Diante do que foi explicitado, algumas conclusões podem ser extraídas:
a) A ministra Maria Thereza valeu-se de uma argumentação estritamente processual para restabelecer a decisão do juiz da 7ª Vara Criminal do Rio de Janeiro;
b) A ministra Maria Thereza não se manifestou, no mérito, sobre a aplicabilidade ou não a Adriana Ancelmo, do inciso V, do artigo 318 do Código de Processo Penal;
c) Tal decisão substantiva só terá pertinência quando houver, no Tribunal Regional Federal da 2ª Região, o julgamento do recurso em sentido estrito, e desse julgamento couber eventual recurso ao STJ, oportunidade em que serão devidamente analisados os dados próprios do inciso V, do artigo 318, do Código de Processo Penal.

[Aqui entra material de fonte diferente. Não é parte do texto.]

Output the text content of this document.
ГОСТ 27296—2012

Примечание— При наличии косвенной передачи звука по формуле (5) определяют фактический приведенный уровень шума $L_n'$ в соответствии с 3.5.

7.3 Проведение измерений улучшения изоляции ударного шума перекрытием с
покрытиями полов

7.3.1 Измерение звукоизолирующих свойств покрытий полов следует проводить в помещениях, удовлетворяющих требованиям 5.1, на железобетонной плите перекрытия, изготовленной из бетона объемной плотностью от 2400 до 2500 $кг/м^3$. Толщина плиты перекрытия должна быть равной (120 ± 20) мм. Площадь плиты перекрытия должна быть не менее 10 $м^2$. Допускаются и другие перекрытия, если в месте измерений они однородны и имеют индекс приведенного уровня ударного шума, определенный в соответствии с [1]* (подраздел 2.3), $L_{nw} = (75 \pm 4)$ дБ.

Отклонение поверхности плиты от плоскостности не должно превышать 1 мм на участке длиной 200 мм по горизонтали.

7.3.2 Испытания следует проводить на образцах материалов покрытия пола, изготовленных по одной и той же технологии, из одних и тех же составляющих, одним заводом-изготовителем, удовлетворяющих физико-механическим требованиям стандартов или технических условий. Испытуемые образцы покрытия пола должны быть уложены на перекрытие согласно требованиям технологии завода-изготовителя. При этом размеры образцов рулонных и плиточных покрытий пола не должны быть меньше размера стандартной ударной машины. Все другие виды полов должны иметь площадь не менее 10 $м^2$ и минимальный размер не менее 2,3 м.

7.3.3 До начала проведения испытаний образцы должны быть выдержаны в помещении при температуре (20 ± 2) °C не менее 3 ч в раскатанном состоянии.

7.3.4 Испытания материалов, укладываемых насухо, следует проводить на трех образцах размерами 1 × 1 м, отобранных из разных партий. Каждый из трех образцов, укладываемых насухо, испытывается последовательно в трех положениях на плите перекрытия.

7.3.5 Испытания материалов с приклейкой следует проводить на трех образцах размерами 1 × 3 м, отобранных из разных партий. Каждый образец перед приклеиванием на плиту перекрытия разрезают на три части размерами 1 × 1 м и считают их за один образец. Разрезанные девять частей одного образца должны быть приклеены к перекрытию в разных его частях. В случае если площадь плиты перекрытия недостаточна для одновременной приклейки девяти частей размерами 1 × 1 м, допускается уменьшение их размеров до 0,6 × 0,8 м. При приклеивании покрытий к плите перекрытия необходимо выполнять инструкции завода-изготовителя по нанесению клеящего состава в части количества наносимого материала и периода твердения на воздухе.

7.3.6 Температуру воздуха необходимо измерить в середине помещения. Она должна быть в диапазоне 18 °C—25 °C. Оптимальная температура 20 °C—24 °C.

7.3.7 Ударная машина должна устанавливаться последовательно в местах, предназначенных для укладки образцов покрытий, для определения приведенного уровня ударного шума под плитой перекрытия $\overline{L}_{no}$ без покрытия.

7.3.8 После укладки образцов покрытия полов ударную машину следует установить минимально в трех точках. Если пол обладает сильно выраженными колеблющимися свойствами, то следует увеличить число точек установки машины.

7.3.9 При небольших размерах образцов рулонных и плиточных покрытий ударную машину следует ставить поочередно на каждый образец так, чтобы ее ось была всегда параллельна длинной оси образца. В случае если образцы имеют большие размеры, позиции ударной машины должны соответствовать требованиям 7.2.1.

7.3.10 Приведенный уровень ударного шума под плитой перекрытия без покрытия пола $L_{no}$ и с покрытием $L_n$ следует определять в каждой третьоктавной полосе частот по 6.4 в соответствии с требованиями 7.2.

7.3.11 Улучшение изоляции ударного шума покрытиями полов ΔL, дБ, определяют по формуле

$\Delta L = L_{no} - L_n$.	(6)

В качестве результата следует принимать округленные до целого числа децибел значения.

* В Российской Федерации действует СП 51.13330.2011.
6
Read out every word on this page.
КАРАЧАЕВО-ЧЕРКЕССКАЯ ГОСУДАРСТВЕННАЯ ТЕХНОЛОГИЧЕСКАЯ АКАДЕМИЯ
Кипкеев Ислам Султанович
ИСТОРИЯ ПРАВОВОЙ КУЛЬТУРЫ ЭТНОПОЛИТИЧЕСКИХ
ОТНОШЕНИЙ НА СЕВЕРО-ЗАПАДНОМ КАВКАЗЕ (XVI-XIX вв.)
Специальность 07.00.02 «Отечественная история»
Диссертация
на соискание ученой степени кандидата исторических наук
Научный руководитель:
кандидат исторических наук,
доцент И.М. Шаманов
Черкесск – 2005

d) Não há automatismo na incidência a toda e qualquer mulher do inciso V do artigo 318 do Código de Processo Penal, criado pela Lei 13.257, de 8 de março de 2016. É evidente que cada situação concreta deverá ser examinada e dada a recente publicação da lei ainda não se formou firme jurisprudência a respeito. Em momento algum, a ministra Maria Thereza mostrou adesão ao entendimento do juiz da 7ª Vara da Justiça Federal do Rio de Janeiro. Não pode, por isso, responder por sua decisão que foi apenas mantida na medida em que a liminar concedida pelo Tribunal Regional Federal da 2ª Região se revelou impertinente e foi cassada.
Nesse fecho, cabe-me dizer que nada me incomoda mais do que ler ou ouvir as críticas que a ignorância, a desfaçatez, o desconhecimento científico ou a má fé são capazes de imputar à ministra Maria Thereza para ferir sua reputação como ministra de Superior Tribunal de Justiça ou como ser humano honesto, incorruptível e extremamente digno. Diante dessa insuportável forma de agir, só me cabe dar à ministra Maria Thereza minha irrestrita solidariedade.
Autor: Alberto Silva Franco é advogado, desembargador aposentado do TJ-SP, ex-presidente do Instituto Brasileiro de Ciências Criminais (IBCCrim).